Thomas Jefferson Quotes

I have recently been examining all the known superstitions of the world, and do not find in our particular superstition (Christianity) one redeeming feature. They are all alike founded on fables and mythology.

To talk of immaterial existence’s is to talk of nothings. To say that the human soul, angels, God, are immaterial, is to say they are nothings, or that there is no God, no angels, no soul. I cannot reason otherwise.

It is while we are young that the habit of industry is formed. If not then, it never is afterwards. The fortune of our lives, therefore, depends on employing well the short period of youth.

I deem it the duty of every man to devote a certain portion of his income for charitable purposes; and that it is his further duty to see it so applied as to do the most good of which it is capable.

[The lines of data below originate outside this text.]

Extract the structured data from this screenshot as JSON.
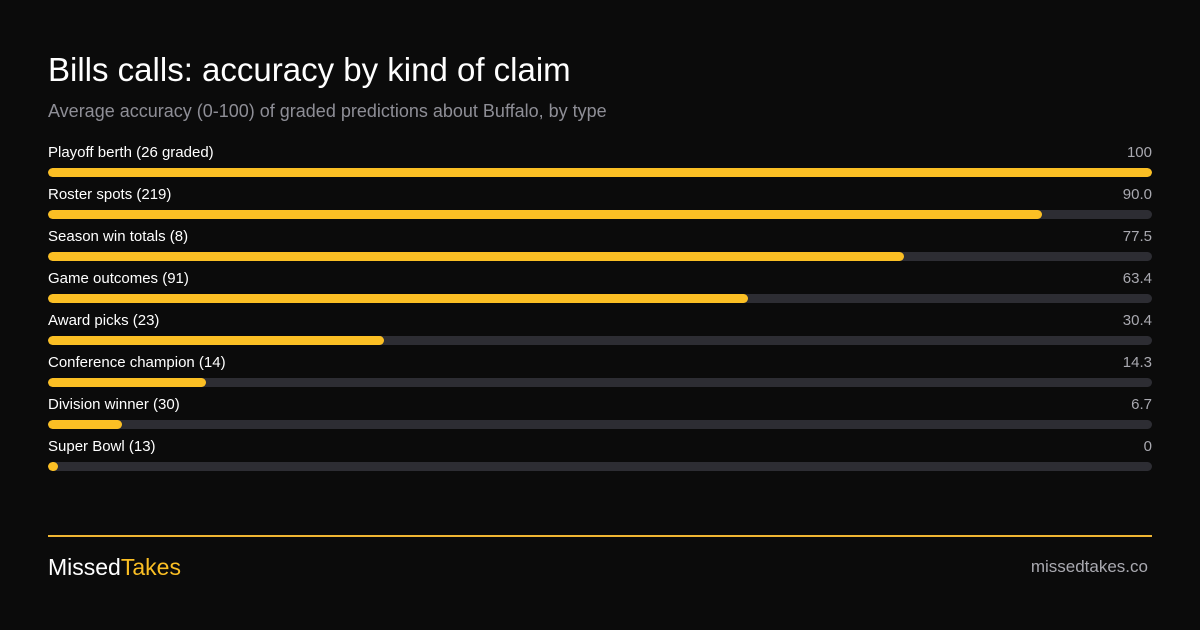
{
  "title": "Bills calls: accuracy by kind of claim",
  "subtitle": "Average accuracy (0-100) of graded predictions about Buffalo, by type",
  "colors": {
    "background": "#0b0b0b",
    "accent": "#fbbf24",
    "track": "#2d2d33",
    "muted_text": "#8e8e96"
  },
  "chart_data": {
    "type": "bar",
    "orientation": "horizontal",
    "title": "Bills calls: accuracy by kind of claim",
    "subtitle": "Average accuracy (0-100) of graded predictions about Buffalo, by type",
    "xlim": [
      0,
      100
    ],
    "grid": false,
    "categories": [
      "Playoff berth (26 graded)",
      "Roster spots (219)",
      "Season win totals (8)",
      "Game outcomes (91)",
      "Award picks (23)",
      "Conference champion (14)",
      "Division winner (30)",
      "Super Bowl (13)"
    ],
    "values": [
      100,
      90.0,
      77.5,
      63.4,
      30.4,
      14.3,
      6.7,
      0
    ],
    "value_labels": [
      "100",
      "90.0",
      "77.5",
      "63.4",
      "30.4",
      "14.3",
      "6.7",
      "0"
    ]
  },
  "footer": {
    "brand_part1": "Missed",
    "brand_part2": "Takes",
    "site": "missedtakes.co"
  }
}
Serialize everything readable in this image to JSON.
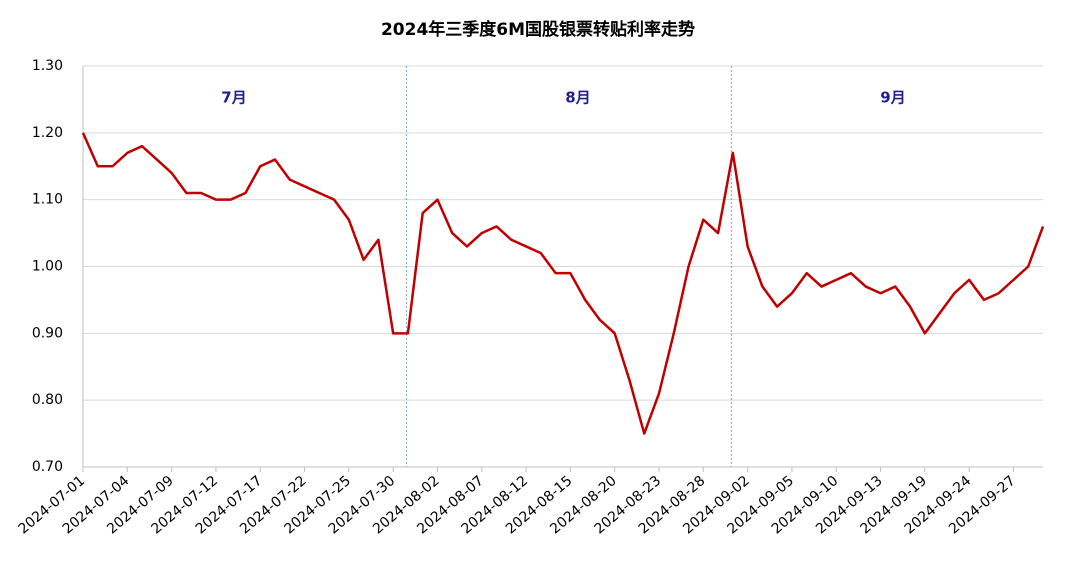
{
  "chart_data": {
    "type": "line",
    "title": "2024年三季度6M国股银票转贴利率走势",
    "categories": [
      "2024-07-01",
      null,
      null,
      "2024-07-04",
      null,
      null,
      "2024-07-09",
      null,
      null,
      "2024-07-12",
      null,
      null,
      "2024-07-17",
      null,
      null,
      "2024-07-22",
      null,
      null,
      "2024-07-25",
      null,
      null,
      "2024-07-30",
      null,
      null,
      "2024-08-02",
      null,
      null,
      "2024-08-07",
      null,
      null,
      "2024-08-12",
      null,
      null,
      "2024-08-15",
      null,
      null,
      "2024-08-20",
      null,
      null,
      "2024-08-23",
      null,
      null,
      "2024-08-28",
      null,
      null,
      "2024-09-02",
      null,
      null,
      "2024-09-05",
      null,
      null,
      "2024-09-10",
      null,
      null,
      "2024-09-13",
      null,
      null,
      "2024-09-19",
      null,
      null,
      "2024-09-24",
      null,
      null,
      "2024-09-27",
      null,
      null
    ],
    "series": [
      {
        "color": "#c00000",
        "values": [
          1.2,
          1.15,
          1.15,
          1.17,
          1.18,
          1.16,
          1.14,
          1.11,
          1.11,
          1.1,
          1.1,
          1.11,
          1.15,
          1.16,
          1.13,
          1.12,
          1.11,
          1.1,
          1.07,
          1.01,
          1.04,
          0.9,
          0.9,
          1.08,
          1.1,
          1.05,
          1.03,
          1.05,
          1.06,
          1.04,
          1.03,
          1.02,
          0.99,
          0.99,
          0.95,
          0.92,
          0.9,
          0.83,
          0.75,
          0.81,
          0.9,
          1.0,
          1.07,
          1.05,
          1.17,
          1.03,
          0.97,
          0.94,
          0.96,
          0.99,
          0.97,
          0.98,
          0.99,
          0.97,
          0.96,
          0.97,
          0.94,
          0.9,
          0.93,
          0.96,
          0.98,
          0.95,
          0.96,
          0.98,
          1.0,
          1.06
        ]
      }
    ],
    "ylim": [
      0.7,
      1.3
    ],
    "yticks": [
      {
        "value": 0.7,
        "label": "0.70"
      },
      {
        "value": 0.8,
        "label": "0.80"
      },
      {
        "value": 0.9,
        "label": "0.90"
      },
      {
        "value": 1.0,
        "label": "1.00"
      },
      {
        "value": 1.1,
        "label": "1.10"
      },
      {
        "value": 1.2,
        "label": "1.20"
      },
      {
        "value": 1.3,
        "label": "1.30"
      }
    ],
    "grid": true,
    "annotations": [
      "7月",
      "8月",
      "9月"
    ]
  }
}
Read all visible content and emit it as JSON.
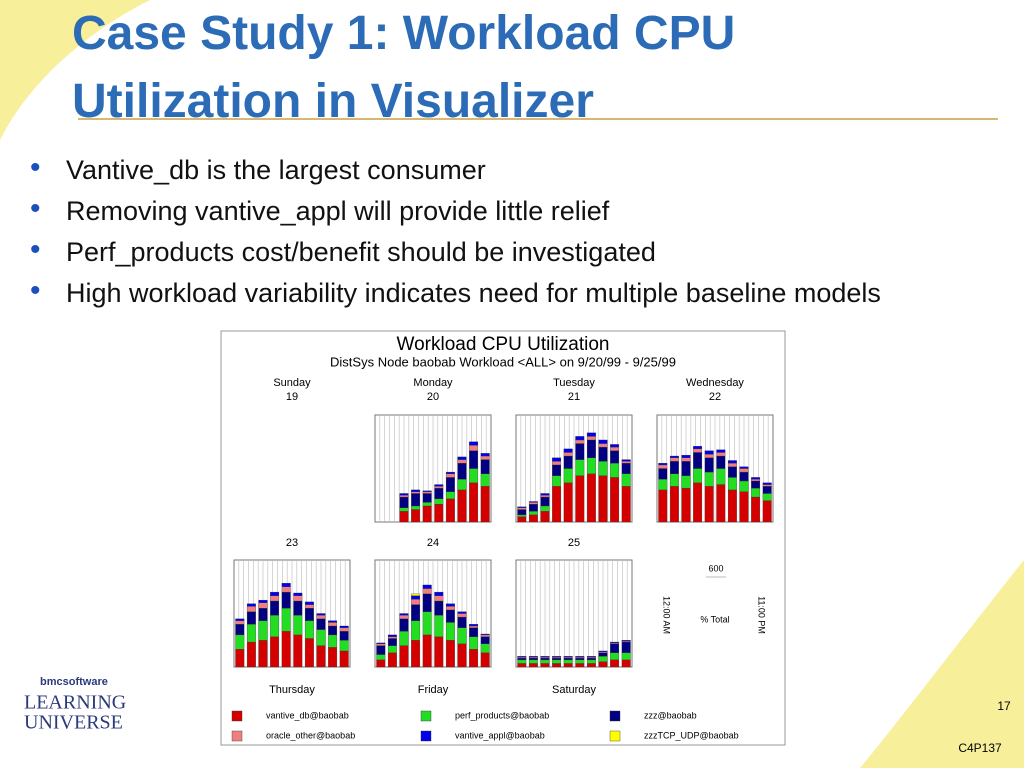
{
  "slide": {
    "title": "Case Study 1: Workload CPU Utilization in Visualizer",
    "bullets": [
      "Vantive_db is the largest consumer",
      "Removing vantive_appl will provide little relief",
      "Perf_products cost/benefit should be investigated",
      "High workload variability indicates need for multiple baseline models"
    ],
    "logo": {
      "brand": "bmcsoftware",
      "line1": "LEARNING",
      "line2": "UNIVERSE"
    },
    "page_number": "17",
    "code": "C4P137"
  },
  "chart_data": {
    "type": "bar",
    "stacked": true,
    "title": "Workload CPU Utilization",
    "subtitle": "DistSys Node baobab Workload <ALL> on 9/20/99 - 9/25/99",
    "panels": [
      {
        "day": "Sunday",
        "date": "19"
      },
      {
        "day": "Monday",
        "date": "20"
      },
      {
        "day": "Tuesday",
        "date": "21"
      },
      {
        "day": "Wednesday",
        "date": "22"
      },
      {
        "day": "Thursday",
        "date": "23"
      },
      {
        "day": "Friday",
        "date": "24"
      },
      {
        "day": "Saturday",
        "date": "25"
      }
    ],
    "x_start": "12:00 AM",
    "x_end": "11:00 PM",
    "ylabel": "% Total",
    "ylim": [
      0,
      600
    ],
    "yticks": [
      600
    ],
    "series": [
      {
        "name": "vantive_db@baobab",
        "color": "#d40000",
        "values": [
          null,
          [
            null,
            null,
            60,
            70,
            90,
            100,
            130,
            180,
            220,
            200
          ],
          [
            30,
            40,
            60,
            200,
            220,
            260,
            270,
            260,
            250,
            200
          ],
          [
            180,
            200,
            190,
            220,
            200,
            210,
            180,
            170,
            140,
            120
          ],
          [
            100,
            140,
            150,
            170,
            200,
            180,
            160,
            120,
            110,
            90
          ],
          [
            40,
            80,
            120,
            150,
            180,
            170,
            150,
            130,
            100,
            80
          ],
          [
            20,
            20,
            20,
            20,
            20,
            20,
            20,
            30,
            40,
            40
          ]
        ]
      },
      {
        "name": "perf_products@baobab",
        "color": "#22dd22",
        "values": [
          null,
          [
            null,
            null,
            20,
            20,
            20,
            30,
            40,
            60,
            80,
            70
          ],
          [
            10,
            20,
            30,
            60,
            80,
            90,
            90,
            80,
            80,
            70
          ],
          [
            60,
            70,
            70,
            80,
            80,
            90,
            70,
            60,
            50,
            40
          ],
          [
            80,
            100,
            110,
            120,
            130,
            110,
            100,
            90,
            70,
            60
          ],
          [
            30,
            40,
            80,
            110,
            130,
            120,
            100,
            90,
            70,
            50
          ],
          [
            20,
            20,
            20,
            20,
            20,
            20,
            20,
            30,
            40,
            40
          ]
        ]
      },
      {
        "name": "zzz@baobab",
        "color": "#000080",
        "values": [
          null,
          [
            null,
            null,
            60,
            70,
            50,
            60,
            80,
            90,
            100,
            80
          ],
          [
            30,
            40,
            50,
            60,
            70,
            90,
            100,
            80,
            70,
            60
          ],
          [
            60,
            70,
            80,
            90,
            80,
            70,
            60,
            50,
            40,
            40
          ],
          [
            60,
            70,
            70,
            80,
            90,
            80,
            70,
            60,
            50,
            50
          ],
          [
            50,
            40,
            70,
            90,
            100,
            80,
            70,
            60,
            50,
            40
          ],
          [
            10,
            10,
            10,
            10,
            10,
            10,
            10,
            20,
            50,
            60
          ]
        ]
      },
      {
        "name": "oracle_other@baobab",
        "color": "#f08080",
        "values": [
          null,
          [
            null,
            null,
            10,
            10,
            10,
            10,
            20,
            20,
            30,
            20
          ],
          [
            10,
            10,
            10,
            20,
            20,
            20,
            20,
            20,
            20,
            10
          ],
          [
            20,
            20,
            20,
            20,
            20,
            20,
            20,
            20,
            10,
            10
          ],
          [
            20,
            30,
            30,
            30,
            30,
            30,
            20,
            20,
            20,
            20
          ],
          [
            10,
            10,
            20,
            30,
            30,
            30,
            20,
            20,
            10,
            10
          ],
          [
            5,
            5,
            5,
            5,
            5,
            5,
            5,
            5,
            5,
            5
          ]
        ]
      },
      {
        "name": "vantive_appl@baobab",
        "color": "#0000ee",
        "values": [
          null,
          [
            null,
            null,
            10,
            10,
            5,
            10,
            10,
            15,
            20,
            15
          ],
          [
            5,
            5,
            10,
            20,
            20,
            20,
            20,
            20,
            15,
            10
          ],
          [
            10,
            10,
            15,
            15,
            20,
            15,
            15,
            10,
            10,
            10
          ],
          [
            10,
            15,
            15,
            20,
            20,
            15,
            15,
            10,
            10,
            10
          ],
          [
            5,
            10,
            10,
            20,
            20,
            20,
            15,
            10,
            10,
            5
          ],
          [
            5,
            5,
            5,
            5,
            5,
            5,
            5,
            5,
            5,
            5
          ]
        ]
      },
      {
        "name": "zzzTCP_UDP@baobab",
        "color": "#ffff00",
        "values": [
          null,
          [
            null,
            null,
            0,
            0,
            0,
            0,
            0,
            0,
            0,
            0
          ],
          [
            0,
            0,
            0,
            0,
            0,
            0,
            0,
            0,
            0,
            0
          ],
          [
            0,
            0,
            0,
            0,
            0,
            0,
            0,
            0,
            0,
            0
          ],
          [
            0,
            0,
            0,
            0,
            0,
            0,
            0,
            0,
            0,
            0
          ],
          [
            0,
            0,
            0,
            10,
            0,
            0,
            0,
            0,
            0,
            0
          ],
          [
            0,
            0,
            0,
            0,
            0,
            0,
            0,
            0,
            0,
            0
          ]
        ]
      }
    ]
  }
}
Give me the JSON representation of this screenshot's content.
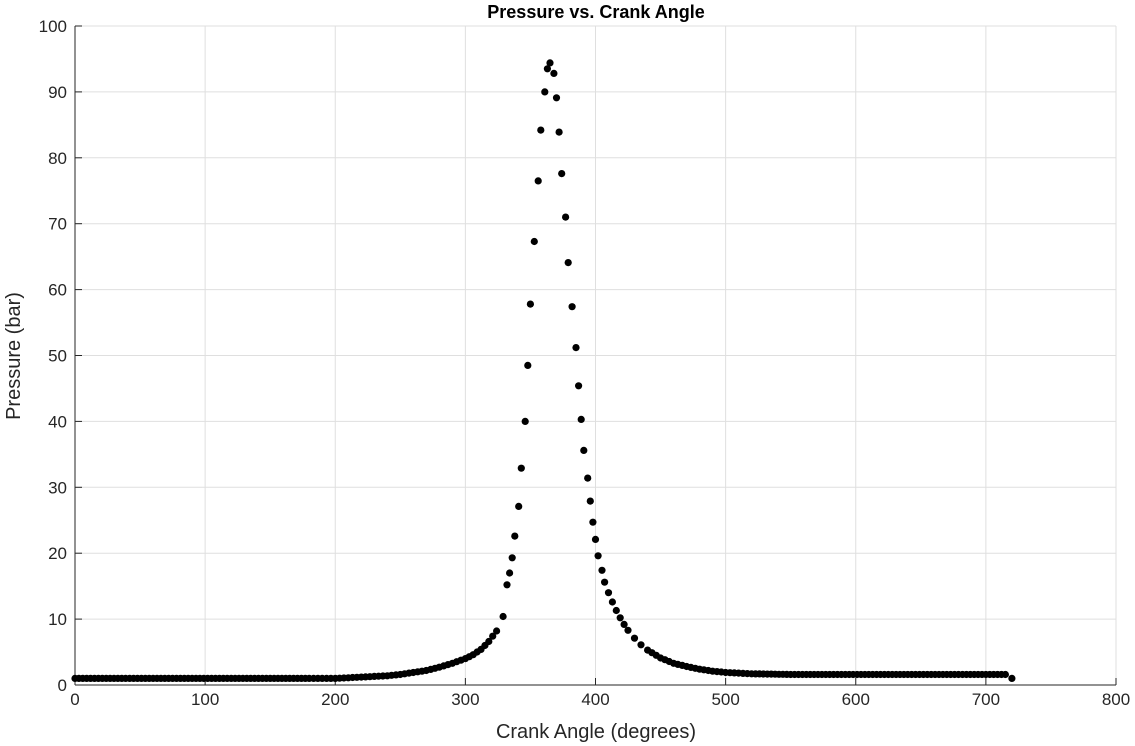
{
  "chart_data": {
    "type": "scatter",
    "title": "Pressure vs. Crank Angle",
    "xlabel": "Crank Angle (degrees)",
    "ylabel": "Pressure (bar)",
    "xlim": [
      0,
      800
    ],
    "ylim": [
      0,
      100
    ],
    "xticks": [
      0,
      100,
      200,
      300,
      400,
      500,
      600,
      700,
      800
    ],
    "yticks": [
      0,
      10,
      20,
      30,
      40,
      50,
      60,
      70,
      80,
      90,
      100
    ],
    "xtick_labels": [
      "0",
      "100",
      "200",
      "300",
      "400",
      "500",
      "600",
      "700",
      "800"
    ],
    "ytick_labels": [
      "0",
      "10",
      "20",
      "30",
      "40",
      "50",
      "60",
      "70",
      "80",
      "90",
      "100"
    ],
    "grid": true,
    "marker_color": "#000000",
    "series": [
      {
        "marker": "filled-circle",
        "points": [
          [
            0,
            1.0
          ],
          [
            30,
            1.0
          ],
          [
            60,
            1.0
          ],
          [
            90,
            1.0
          ],
          [
            120,
            1.0
          ],
          [
            150,
            1.0
          ],
          [
            180,
            1.0
          ],
          [
            200,
            1.0
          ],
          [
            210,
            1.1
          ],
          [
            220,
            1.2
          ],
          [
            230,
            1.3
          ],
          [
            240,
            1.4
          ],
          [
            250,
            1.6
          ],
          [
            260,
            1.9
          ],
          [
            270,
            2.2
          ],
          [
            280,
            2.7
          ],
          [
            290,
            3.3
          ],
          [
            300,
            4.0
          ],
          [
            306,
            4.6
          ],
          [
            312,
            5.4
          ],
          [
            318,
            6.6
          ],
          [
            324,
            8.2
          ],
          [
            329,
            10.4
          ],
          [
            332,
            15.2
          ],
          [
            334,
            17.0
          ],
          [
            336,
            19.3
          ],
          [
            338,
            22.6
          ],
          [
            341,
            27.1
          ],
          [
            343,
            32.9
          ],
          [
            346,
            40.0
          ],
          [
            348,
            48.5
          ],
          [
            350,
            57.8
          ],
          [
            353,
            67.3
          ],
          [
            356,
            76.5
          ],
          [
            358,
            84.2
          ],
          [
            361,
            90.0
          ],
          [
            363,
            93.5
          ],
          [
            365,
            94.4
          ],
          [
            368,
            92.8
          ],
          [
            370,
            89.1
          ],
          [
            372,
            83.9
          ],
          [
            374,
            77.6
          ],
          [
            377,
            71.0
          ],
          [
            379,
            64.1
          ],
          [
            382,
            57.4
          ],
          [
            385,
            51.2
          ],
          [
            387,
            45.4
          ],
          [
            389,
            40.3
          ],
          [
            391,
            35.6
          ],
          [
            394,
            31.4
          ],
          [
            396,
            27.9
          ],
          [
            398,
            24.7
          ],
          [
            400,
            22.1
          ],
          [
            402,
            19.6
          ],
          [
            405,
            17.4
          ],
          [
            407,
            15.6
          ],
          [
            410,
            14.0
          ],
          [
            413,
            12.6
          ],
          [
            416,
            11.3
          ],
          [
            419,
            10.2
          ],
          [
            422,
            9.2
          ],
          [
            425,
            8.3
          ],
          [
            430,
            7.1
          ],
          [
            435,
            6.1
          ],
          [
            440,
            5.3
          ],
          [
            450,
            4.1
          ],
          [
            460,
            3.3
          ],
          [
            470,
            2.8
          ],
          [
            480,
            2.4
          ],
          [
            490,
            2.1
          ],
          [
            500,
            1.9
          ],
          [
            520,
            1.7
          ],
          [
            550,
            1.6
          ],
          [
            580,
            1.6
          ],
          [
            610,
            1.6
          ],
          [
            640,
            1.6
          ],
          [
            670,
            1.6
          ],
          [
            700,
            1.6
          ],
          [
            715,
            1.6
          ],
          [
            720,
            1.0
          ]
        ]
      }
    ]
  }
}
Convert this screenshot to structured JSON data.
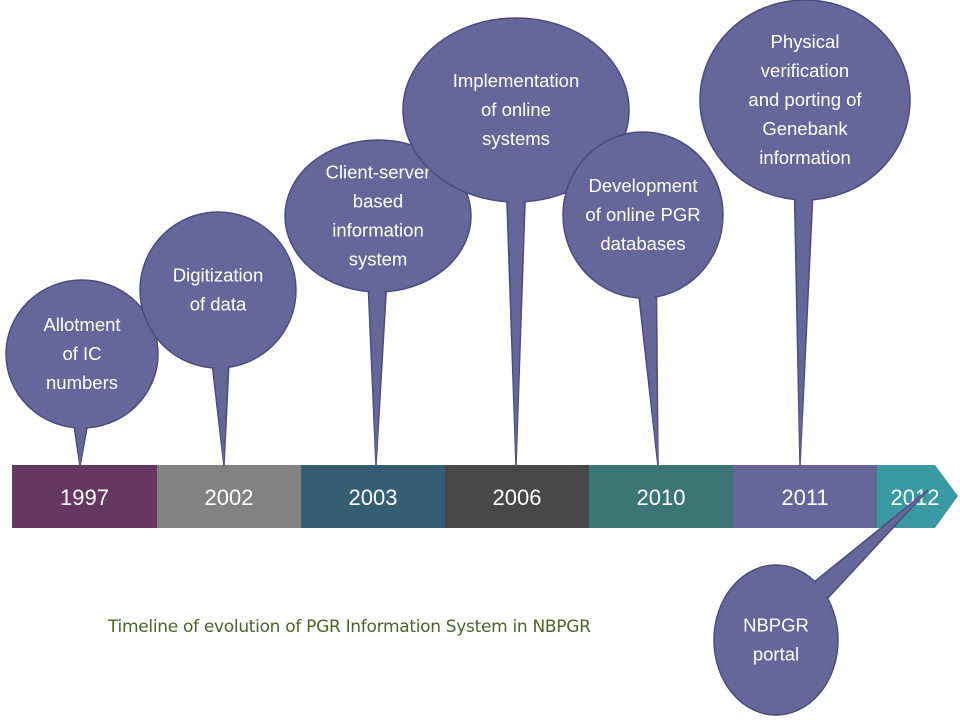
{
  "caption": "Timeline of evolution of PGR Information System in NBPGR",
  "colors": {
    "bubble": "#65679b",
    "bubble_stroke": "#4b4d7c",
    "caption": "#4f6228"
  },
  "timeline": [
    {
      "year": "1997",
      "color": "#663763"
    },
    {
      "year": "2002",
      "color": "#828282"
    },
    {
      "year": "2003",
      "color": "#355e75"
    },
    {
      "year": "2006",
      "color": "#484848"
    },
    {
      "year": "2010",
      "color": "#3c7575"
    },
    {
      "year": "2011",
      "color": "#65679b"
    },
    {
      "year": "2012",
      "color": "#3a9aa3"
    }
  ],
  "events": [
    {
      "year": "1997",
      "lines": [
        "Allotment",
        "of IC",
        "numbers"
      ]
    },
    {
      "year": "2002",
      "lines": [
        "Digitization",
        "of data"
      ]
    },
    {
      "year": "2003",
      "lines": [
        "Client-server",
        "based",
        "information",
        "system"
      ]
    },
    {
      "year": "2006",
      "lines": [
        "Implementation",
        "of online",
        "systems"
      ]
    },
    {
      "year": "2010",
      "lines": [
        "Development",
        "of online PGR",
        "databases"
      ]
    },
    {
      "year": "2011",
      "lines": [
        "Physical",
        "verification",
        "and porting of",
        "Genebank",
        "information"
      ]
    },
    {
      "year": "2012",
      "lines": [
        "NBPGR",
        "portal"
      ]
    }
  ]
}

I had laid it down as a law to myself, to take no notice of the thousand calumnies issued against me. But to trust my character to my own conduct, and the good sense and candor of my fellow citizens.

The people are the only censors of their governors, and even their errors will tend to keep these to the true principles of their institution.

No government ought to be without censors; and where the press is free, no one ever will.

I am really mortified to be told that, in the United States of America, a fact like this can become a subject to inquiry, and of criminal inquiry, too, as an offense against religion; that a question about the sale of a book can be carried before the civil magistrate. Is this then our freedom […]

If M. de Becourt’s book be false in its facts, disprove them; if false in its reasoning, refute it. But, for God’s sake, let us freely hear both sides, if we choose.

I thought the work would be very innocent, and one which might be confined to the reason of any man; not likely to be much read if let alone, but, if persecuted, it will be vindication of his rights to buy, and to read what he pleases.